There are tears in his voice. I wish I knew the perfect words that would heal him. Instead my fingers curl into his hair and I pull him closer, trying, against every rational thought, to absorb those memories. To blast them out of existence.

“It—” I start, but he stops me with a squeeze.

“Don’t,” he rasps. “Don’t say it. Don’t say you’re sorry, that it’s in the past, that I survived. It’s exactly why I didn’t tell anyone. I don’t want those fucking empty words.”

I pull back and look into his eyes. There’s an unspoken question there, hovering, too afraid to surface. I reach out and gently wipe the wet tracks under his eyes. He doesn’t pull away, and for some reason that brings me comfort.

“I was going to say it was bullshit,” I whisper, anger hot under my skin. “That roach never fucked me.” I laugh, bitter. “Not once.”

“What?” He murmurs, brows pinching. There’s a flicker of relief on his face and the pain in my chest eases a fraction. “He has a fucking girlfriend.”

“Yeah,” I nod. “A girlfriend doesn’t mean shit. He had a wife too and everyone thought it was a dream marriage.” My voice drops. “I never cared to find out why. I only cared that he didn’t touch me like that. So I kept my mouth shut and let my mother live out her sick fantasies.”

My eyes narrow, voice hard. “Forget that bastard. What matters is that you survived. You say those words are empty, but they’re not. They’re reality.” I hug him tight, choking back new tears. He hugs me back harder. “You’re here. You’re alive. That’s all that matters.”

I gulp down a big breath. “Please tell me those guards are dead.”

He exhales. I feel him relax into me a little. “They’re dead,” he says, voice tense. “Found out later they were killed while I was inside. Fuck knows what else they were involved in.” He huffs. “I wish I’d been the one to end them, but I didn’t get that chance.

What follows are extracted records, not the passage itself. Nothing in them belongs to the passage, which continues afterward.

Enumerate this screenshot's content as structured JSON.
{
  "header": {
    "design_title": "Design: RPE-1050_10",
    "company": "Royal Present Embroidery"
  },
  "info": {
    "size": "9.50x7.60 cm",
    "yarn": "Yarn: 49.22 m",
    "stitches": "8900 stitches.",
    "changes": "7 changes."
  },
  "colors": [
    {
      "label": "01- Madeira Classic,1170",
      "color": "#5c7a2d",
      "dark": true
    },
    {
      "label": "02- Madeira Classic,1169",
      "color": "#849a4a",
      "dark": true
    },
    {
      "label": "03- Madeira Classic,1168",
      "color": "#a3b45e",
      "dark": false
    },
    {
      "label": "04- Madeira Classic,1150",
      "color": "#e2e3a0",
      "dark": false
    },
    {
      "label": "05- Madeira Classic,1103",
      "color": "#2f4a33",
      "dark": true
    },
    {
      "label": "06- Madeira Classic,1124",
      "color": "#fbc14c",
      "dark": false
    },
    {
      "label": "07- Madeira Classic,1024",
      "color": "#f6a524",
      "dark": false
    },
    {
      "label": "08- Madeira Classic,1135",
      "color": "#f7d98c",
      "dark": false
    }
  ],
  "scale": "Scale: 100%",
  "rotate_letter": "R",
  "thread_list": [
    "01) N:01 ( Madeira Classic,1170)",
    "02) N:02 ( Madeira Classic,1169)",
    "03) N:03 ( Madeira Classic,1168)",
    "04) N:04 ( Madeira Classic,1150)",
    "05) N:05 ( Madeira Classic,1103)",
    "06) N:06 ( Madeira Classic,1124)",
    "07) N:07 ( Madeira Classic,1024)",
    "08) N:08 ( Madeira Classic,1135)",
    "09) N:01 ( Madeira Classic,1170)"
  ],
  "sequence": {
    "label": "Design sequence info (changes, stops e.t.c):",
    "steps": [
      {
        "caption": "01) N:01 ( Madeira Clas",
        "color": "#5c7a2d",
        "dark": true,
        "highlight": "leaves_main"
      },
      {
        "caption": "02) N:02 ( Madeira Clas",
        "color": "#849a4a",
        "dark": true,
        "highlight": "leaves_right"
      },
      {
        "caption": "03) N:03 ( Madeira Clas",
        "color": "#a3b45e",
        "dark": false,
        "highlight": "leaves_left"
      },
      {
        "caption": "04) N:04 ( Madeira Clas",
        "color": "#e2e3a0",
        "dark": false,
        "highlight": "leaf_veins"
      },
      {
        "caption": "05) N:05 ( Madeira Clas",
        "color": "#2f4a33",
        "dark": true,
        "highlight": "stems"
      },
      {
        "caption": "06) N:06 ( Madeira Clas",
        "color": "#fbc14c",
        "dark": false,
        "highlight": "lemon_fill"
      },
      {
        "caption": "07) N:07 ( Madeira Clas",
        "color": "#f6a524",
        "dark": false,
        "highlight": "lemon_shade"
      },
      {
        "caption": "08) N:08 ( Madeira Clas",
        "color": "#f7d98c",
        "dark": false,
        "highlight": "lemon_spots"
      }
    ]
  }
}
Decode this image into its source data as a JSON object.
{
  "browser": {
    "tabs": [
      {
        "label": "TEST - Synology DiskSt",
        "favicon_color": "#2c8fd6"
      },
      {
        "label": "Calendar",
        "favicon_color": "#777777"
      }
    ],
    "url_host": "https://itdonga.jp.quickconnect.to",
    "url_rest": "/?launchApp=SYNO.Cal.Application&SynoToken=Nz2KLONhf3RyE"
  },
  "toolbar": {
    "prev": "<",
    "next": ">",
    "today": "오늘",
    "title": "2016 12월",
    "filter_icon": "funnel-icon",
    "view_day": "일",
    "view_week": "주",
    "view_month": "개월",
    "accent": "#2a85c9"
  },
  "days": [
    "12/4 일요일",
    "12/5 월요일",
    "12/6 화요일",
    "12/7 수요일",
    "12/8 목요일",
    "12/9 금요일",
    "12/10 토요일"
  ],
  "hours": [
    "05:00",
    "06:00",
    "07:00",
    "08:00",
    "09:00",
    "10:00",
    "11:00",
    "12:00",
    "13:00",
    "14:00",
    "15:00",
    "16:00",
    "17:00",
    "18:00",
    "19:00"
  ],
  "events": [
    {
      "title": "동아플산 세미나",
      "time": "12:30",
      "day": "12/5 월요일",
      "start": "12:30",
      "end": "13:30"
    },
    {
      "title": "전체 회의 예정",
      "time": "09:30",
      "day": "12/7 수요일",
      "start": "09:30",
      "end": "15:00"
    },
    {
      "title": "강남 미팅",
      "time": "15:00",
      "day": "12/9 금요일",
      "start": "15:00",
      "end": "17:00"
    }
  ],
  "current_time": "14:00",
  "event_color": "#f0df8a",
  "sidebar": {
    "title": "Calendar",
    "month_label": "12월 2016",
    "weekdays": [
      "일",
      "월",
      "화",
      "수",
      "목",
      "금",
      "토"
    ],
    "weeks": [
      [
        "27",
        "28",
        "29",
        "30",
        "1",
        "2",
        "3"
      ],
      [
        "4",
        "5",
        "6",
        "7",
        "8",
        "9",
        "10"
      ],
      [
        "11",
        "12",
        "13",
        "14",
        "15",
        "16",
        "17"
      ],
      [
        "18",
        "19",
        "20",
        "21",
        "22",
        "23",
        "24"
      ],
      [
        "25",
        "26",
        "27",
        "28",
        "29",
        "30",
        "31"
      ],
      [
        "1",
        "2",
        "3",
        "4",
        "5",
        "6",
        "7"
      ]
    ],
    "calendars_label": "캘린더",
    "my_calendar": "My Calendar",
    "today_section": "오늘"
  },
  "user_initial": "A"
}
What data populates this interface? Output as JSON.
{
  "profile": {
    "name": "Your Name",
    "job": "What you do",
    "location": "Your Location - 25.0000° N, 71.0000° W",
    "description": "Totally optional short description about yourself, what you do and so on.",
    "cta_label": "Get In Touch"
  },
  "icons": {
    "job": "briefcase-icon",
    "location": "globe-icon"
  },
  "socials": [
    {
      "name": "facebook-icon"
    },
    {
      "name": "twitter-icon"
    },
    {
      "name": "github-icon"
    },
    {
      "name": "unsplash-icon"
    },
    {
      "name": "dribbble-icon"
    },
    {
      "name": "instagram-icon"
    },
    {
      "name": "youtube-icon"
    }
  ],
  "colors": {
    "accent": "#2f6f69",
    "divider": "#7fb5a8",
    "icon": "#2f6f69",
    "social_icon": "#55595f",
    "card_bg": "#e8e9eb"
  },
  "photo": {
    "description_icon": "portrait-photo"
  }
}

I only got one to bleed.”

He rolls his head to the side and stares out the window.

“After they told me Bowie’s message, something inside me snapped.

For a few seconds I turned into an animal.

I was lying on the floor and one of them stood over me, smug as fuck, dick out.

I don’t remember much, but I remember my arm shooting up.

Next thing I knew I was squeezing his balls so hard blood spattered everywhere. The guy squealed like a dying pig.”

He pauses, his hand moving up and down my back. “I don’t know what happened after. The other one kicked me in the head, and I woke up in the hospital a few days later. With a slash across my back that needed over fifty stitches.”